5 Nisan 2015 Pazar

pırıl pırıl "moskova "





uyarına gelirse tepemde bir de çınar demiştin yıllar önce
demek ki on yıl sonra,
demek ki sabah sabah, 
demek ki manda gönü 
demek ki şile bezi,
birde memedin yüzü
bir de saman sarısı
birde özlem kırmızısı
demek ki göçtü usta kaldı yürek sızısı…

bu yazıya nazım’sız başlamak olmazdı. 
mezarı başında bir cigara yakıp, etrafa dağılmış, üzerinde şiirlerinin yazılı olduğu kağıtları okuyarak efkar dağıtmadan da mezarını ziyaret etmekte olmazdı elbette. gözlerim doldu.
ne istemişti nerede yatıyordu.
memleketim 
memleketim 
memleketim diye inleyip binlerce kilometre ötede öylece buz gibi bir taşın altında yatıyordu.gözlerim doldu. 
cigara parmaklarımın ucunu yakıyordu.
sonra,
moskof sokaklarında ezberlediğim şiirleri ile turluyordum. kar yağıyor.
rüzgar kesiyor. 
hava kararıyordu.
gözlerim doldu. 


ruslar iyi insanlar, okumuş, bilgili, nezaketli ve kibar… bana biraz almanlar ve fransızları hatırlattı. çarlık zamanından gelen aristokrat tavırları fransızları, teknik, plan, program ve mühendislik kısmından da alman gibilerdi. birde kendine has ama bir türlü anlamadığım rus kısımları vardı. 
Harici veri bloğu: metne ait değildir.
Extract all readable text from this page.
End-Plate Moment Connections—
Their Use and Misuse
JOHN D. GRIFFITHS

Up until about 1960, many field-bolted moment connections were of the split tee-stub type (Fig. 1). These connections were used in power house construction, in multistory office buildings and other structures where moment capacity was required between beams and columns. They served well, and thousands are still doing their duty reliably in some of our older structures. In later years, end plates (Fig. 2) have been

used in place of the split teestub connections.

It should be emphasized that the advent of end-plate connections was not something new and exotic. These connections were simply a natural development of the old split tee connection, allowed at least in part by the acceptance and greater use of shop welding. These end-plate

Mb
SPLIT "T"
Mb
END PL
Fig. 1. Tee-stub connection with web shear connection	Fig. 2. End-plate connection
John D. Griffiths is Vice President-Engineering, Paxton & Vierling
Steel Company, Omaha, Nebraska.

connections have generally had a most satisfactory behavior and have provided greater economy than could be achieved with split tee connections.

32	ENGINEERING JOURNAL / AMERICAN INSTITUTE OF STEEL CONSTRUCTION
yüksek kültürlüler, yüzde 70’e yakın üniversite mezunu, kendi edebi eserlerini ezbere biliyorlar, matematiği ispata dayalı okuyup, bolşoy balesini izlemek için aylarca para biriktiriyorlar. 

moskova aslında daha tarihi beklediğim bir şehirdi 1147 yılında kurulan moskova savaşlardan sonra yeniden yapılmıştı. geniş caddeler, yüksek apartmanlar ve trafiği ile zaman zaman pekin’e benziyordu hatta. 
rusların asıl memleket kiev, oralardan kalkıp buralara yerleşiyorlar ve sonra kiev ukrayna oluyor buralarda rusya. bir ucundan diğerine 9 saat fark var 180.000.000 kişi yaşıyor. kozmopolit bir toplum özbekler, azeriler, gürcüler, belaruslular, ukraynalılar kimi ararsan var. 

metro istasyonları sanat galerileri gibi, birde 40 saniye de bir gelmesi ile de dünyada daha hızlısının olmadığını düşündürüyor. bir de çok derin 250 metrelik bir yürüyen merdivenden metroya ulaşınca içiniz ürpermiyor değil :) 

geldik lokantalara; 

White  Rabbit

st pellegrino dünyanın en iyi 50 restoranı listesinde 71 numara ve listenin en üst sırasındaki rus lokantası. bir göktelenin tepesinde ve cam bir fanusun içinden tüm moskovayı rahatça izleyerek yemeğinizi yiyiyorsunuz. servis, yemekler, müzik ve ambiyans fazlasıyla iyi. dilediğiniz gibi takılın yediğim her şey iyiydi ve eminim yemediklerimde öyle. çalışan herkes rus asıllı rus ! bu benim sevdiğim bir kural. öredek pastırmalı çilek salatası, patates çorbası, astrakhan havyarı, tuna tartar, mantar suyu bıldırcın yumurta vs vs bizim seçtiklerimiz di, tatlılardan da bal keki favorim ! moskovaya giden bir bence mutlaka uğramalı. yer aldığı listeye göre fiyatları makul ölçüde. 
ha birde ufak ufak  gastronomik süprizler yapıyorlar, o bakımdan da baya eğlenceli…

Cafe Puskin 
sen 35 yıl yaşa, aşık ol ve yaz, rus edebiyatıda senden sorulsun !!!
birazdan puskin masanınza oturacak sanıyorsunuz o kadar yani. ambiyans inanılmaz servis mükemmel yemekler çok çok iyi listede olmamasına karşın pahalı.  yine tüm servis rus. mekanı isteyen herkese tur atııyorlar ki mutlaka bir tur atın derim. borş çorbası bence çok çok iyiydi. özellikle kırmızı risotto ve ördek gögsü aromadan aromaya koşan acayip bir yemekti. lakin ben öğle yemeği taraftarıyım çünkü gece fazla karanlık ve cafe gündüz ışığı ile çok çok güzel görünüyor.. yemek yemesenizde mutlaka ama mutlaka uğrayıp kahve için. zamanda yolculuk yapacaksınız. 

elessesky market 
dünyanın en güzel marketi başka söze gerek yok ! bir gastroseyyahın moskovada görmesi gereken en manyak yer :) 

aslında moskovayı tam yazacak kadar kalmadım yada kendimi veremedim orada,  ama kısa da olsa bir şeyler yazmak istediğim için bu satırları sizle paylaştım. bir sonraki seyahatte daha detaylı bir yazı sizlerle olacak.